Card cases have appealed to me since the first time I laid eyes on them. The ability to get yet one more function out of your iPhone and being able to carry one less thing with you is an irresistible siren song of practicality. I’ve been through many card cases before finally settling on my current CM4 Q card case. While not perfect, it offers the best mix of slim storage, phone protection, and style. Now a new device that’s gained runaway success in their Kickstarter campaign is offering a new paradigm- the Wally.
The Wally is an unusual concept. It’s not a card case per se; the accessory adheres to the back of your iPhone (or smooth surfaced case) and can be removed and replaced. The card holder is similar to the CM4, but has a contoured pocket rather than a flap that holds your cards snug. Cards are easily removed via a clever red ribbon that pulls them partly out for easy access- I often have to fumble with my CM4 to pull the card I’d like past the rubber edge of the case.

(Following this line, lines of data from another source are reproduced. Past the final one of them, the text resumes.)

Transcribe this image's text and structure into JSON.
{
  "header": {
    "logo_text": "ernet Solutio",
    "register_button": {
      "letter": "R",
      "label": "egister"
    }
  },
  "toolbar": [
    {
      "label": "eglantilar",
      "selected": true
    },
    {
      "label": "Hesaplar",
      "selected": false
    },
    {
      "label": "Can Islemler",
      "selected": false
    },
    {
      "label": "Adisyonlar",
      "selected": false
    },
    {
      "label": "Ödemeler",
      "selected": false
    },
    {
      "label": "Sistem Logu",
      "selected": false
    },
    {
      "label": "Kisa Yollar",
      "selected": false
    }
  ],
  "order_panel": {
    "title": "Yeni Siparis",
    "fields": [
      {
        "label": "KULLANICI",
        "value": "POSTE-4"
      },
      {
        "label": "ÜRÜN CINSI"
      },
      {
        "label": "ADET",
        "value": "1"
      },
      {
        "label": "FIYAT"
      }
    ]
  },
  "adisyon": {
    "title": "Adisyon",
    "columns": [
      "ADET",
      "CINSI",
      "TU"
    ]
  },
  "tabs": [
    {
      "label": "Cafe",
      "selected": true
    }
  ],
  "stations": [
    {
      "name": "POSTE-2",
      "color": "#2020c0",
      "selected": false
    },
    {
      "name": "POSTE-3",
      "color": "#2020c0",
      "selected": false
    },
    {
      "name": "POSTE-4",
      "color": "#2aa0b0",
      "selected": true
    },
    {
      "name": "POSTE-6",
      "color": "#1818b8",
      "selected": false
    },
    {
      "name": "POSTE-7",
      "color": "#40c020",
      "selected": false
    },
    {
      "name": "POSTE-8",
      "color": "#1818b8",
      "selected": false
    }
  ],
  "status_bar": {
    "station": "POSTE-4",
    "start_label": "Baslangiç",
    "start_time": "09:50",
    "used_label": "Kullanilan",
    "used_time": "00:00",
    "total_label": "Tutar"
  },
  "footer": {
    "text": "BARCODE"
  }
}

The materials are high quality as well- the makers tout the Italian leather and careful stitching that make their product a cut above the competitors.
They’ve already surpassed their original goal and with just a few days left are within sight of their stretch goal. If you like the idea of being able to skip on carrying a wallet or clutch purse when out and about give the Wally a look- it’s a top notch idea.

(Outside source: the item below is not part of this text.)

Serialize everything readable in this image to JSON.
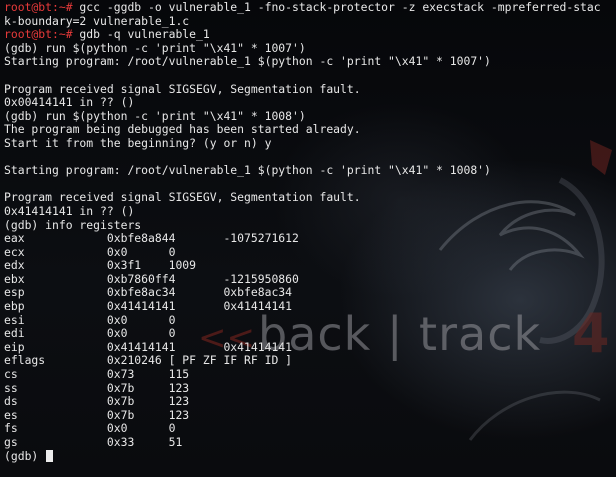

While iOS devices have been touted for their multitasking nature, the Macbook can’t be overlooked. Apple’s unibody laptops are as powerful as they are stylish, and the newer models that sport Thunderbolt ports offer the ability to dock them in clamshell mode, transforming them into a slim desktop tower. There are several third party accessory manufacturers (like Twelve South) that have some outstanding devices to help you take advantage of this feature, but what is a user to do if you don’t have the funds for an Thunderbolt Display? Kickstarter to the rescue again thanks to the MacDock. The diminutive connector plugs into your MacBook Pro to provide a peripheral bridge made of the same aerospace grade aluminum sporting a monitor connection and USB ports for keyboard, mouse, or whatever you may need to connect. The device comes in two levels: the MacDock Mini with one USB 3.0 port and a Mini Display port, and the MacDock Pro with a MiniDisplay port, audio jack, and three USB 3.0 ports (including one 10 watt port capable of powering your iPad). The MacDock is compatible with the MacBook Pro 13, 15, and 17 inch models Summer 2009 and later, with an additional model for the MacBook Air and Retina should they manufacturers reach their funding goals.
The device is plug and play; no drivers or software needed. If you’d like the advantage of a larger monitor and the desktop experience with your MacBook but don’t have Bluetooth accessories or the cash and ability to use the Thunderbolt Display, the MacDock offers an excellent compromise. The simple plug and play ability of the device coupled with something like TwevleSouth’s BookArc and a decent monitor affords you the ability to instantly shift from the mobile laptop experience to a full desktop. While I love my iMac I’m sorely tempted to shift to a MacBook Pro teamed with something like this for my next desktop.
And if you’re as fascinated with Kickstarter as I am, good news: they have an official iOS App now so you can keep track of all of the campaigns you support (and maybe find a few new ones that catch your attention). I haven’t had a chance to spend much time with the app yet, so a full review is pending.